Xinhua Sports & Entertainment
- Formerly: Xinhua Finance Media Limited
- Company type: Public
- Traded as: Nasdaq: XSEL (ADS)
- Industry: Media
- Founded: 2005
- Defunct: 2011
- Fate: liquidated
- Headquarters: Beijing, China (de facto); Grand Cayman, Cayman Islands (registered office);
- Area served: China
- Key people: Zheng Jingsheng [zh] (Chairman); Fredy Bush (CEO);
- Revenue: US$99.231 million (2009)
- Operating income: (US$222.028 million) (2009)
- Net income: (US$311.575 million) (2009)
- Total assets: US$242.559 million (2009)
- Total equity: (US$26.170 million) (2009)
- Owner: Patriarch Partners (24.0%); Xinhua Finance (18.7%); Yucaipa (8.7%); Fredy Bush (6.0%);
- Website: XSEL.com

= Xinhua Sports & Entertainment =

Chinese media company

Xinhua Sports & Entertainment Limited (XSEL) was a Chinese media company which was delisted in 2011, as well as the arrest of top management of the firm.
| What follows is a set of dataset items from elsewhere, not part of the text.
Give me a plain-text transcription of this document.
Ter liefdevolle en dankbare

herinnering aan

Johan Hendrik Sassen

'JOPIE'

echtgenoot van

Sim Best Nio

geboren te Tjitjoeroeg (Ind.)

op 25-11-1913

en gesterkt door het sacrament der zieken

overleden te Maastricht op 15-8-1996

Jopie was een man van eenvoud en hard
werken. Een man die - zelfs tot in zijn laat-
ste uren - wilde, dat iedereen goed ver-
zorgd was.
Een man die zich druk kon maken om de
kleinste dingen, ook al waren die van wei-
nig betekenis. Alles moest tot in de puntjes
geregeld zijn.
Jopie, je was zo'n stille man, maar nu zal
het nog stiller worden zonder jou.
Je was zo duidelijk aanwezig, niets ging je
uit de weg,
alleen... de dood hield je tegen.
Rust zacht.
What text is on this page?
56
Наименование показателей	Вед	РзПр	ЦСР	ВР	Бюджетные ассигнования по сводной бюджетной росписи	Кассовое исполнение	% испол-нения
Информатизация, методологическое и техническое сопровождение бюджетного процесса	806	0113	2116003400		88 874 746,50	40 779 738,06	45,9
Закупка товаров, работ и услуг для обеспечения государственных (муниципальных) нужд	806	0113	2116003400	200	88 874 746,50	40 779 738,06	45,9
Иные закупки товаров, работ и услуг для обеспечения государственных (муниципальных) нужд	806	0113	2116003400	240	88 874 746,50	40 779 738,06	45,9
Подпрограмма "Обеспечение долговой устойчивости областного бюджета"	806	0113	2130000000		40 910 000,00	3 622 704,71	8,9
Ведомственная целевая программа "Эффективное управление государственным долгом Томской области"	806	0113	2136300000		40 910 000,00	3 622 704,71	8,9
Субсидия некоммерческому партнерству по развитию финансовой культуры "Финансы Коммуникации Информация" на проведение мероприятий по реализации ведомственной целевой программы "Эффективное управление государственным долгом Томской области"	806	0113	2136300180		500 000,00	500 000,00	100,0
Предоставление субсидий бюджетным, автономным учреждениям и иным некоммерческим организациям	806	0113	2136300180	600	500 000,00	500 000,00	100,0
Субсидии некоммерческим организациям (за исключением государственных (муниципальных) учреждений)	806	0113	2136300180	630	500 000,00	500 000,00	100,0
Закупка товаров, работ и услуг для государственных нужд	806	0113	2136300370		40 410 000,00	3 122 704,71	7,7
The company was known as Xinhua Finance Media Limited until 2009.

In 2007 the state-owned enterprise Xinhua News Agency even declared that they have no relation with XSEL's parent company Xinhua Finance.

In 2013 Fredy Bush, former CEO was jailed.

== History ==

Xinhua Finance Media Limited was incorporated in the Cayman Islands on 7 November 2005. The company was listed in NASDAQ in March 2007.

On March 2, 2009, Xinhua Finance Media has changed its name to "Xinhua Sports & Entertainment Limited" (XSEL).

In 2011, follow the exposure of the real financial condition of the company which ended as liquidation, Lynn Tilton sued former friend and CEO of XSEL, Fredy Bush, for fraud.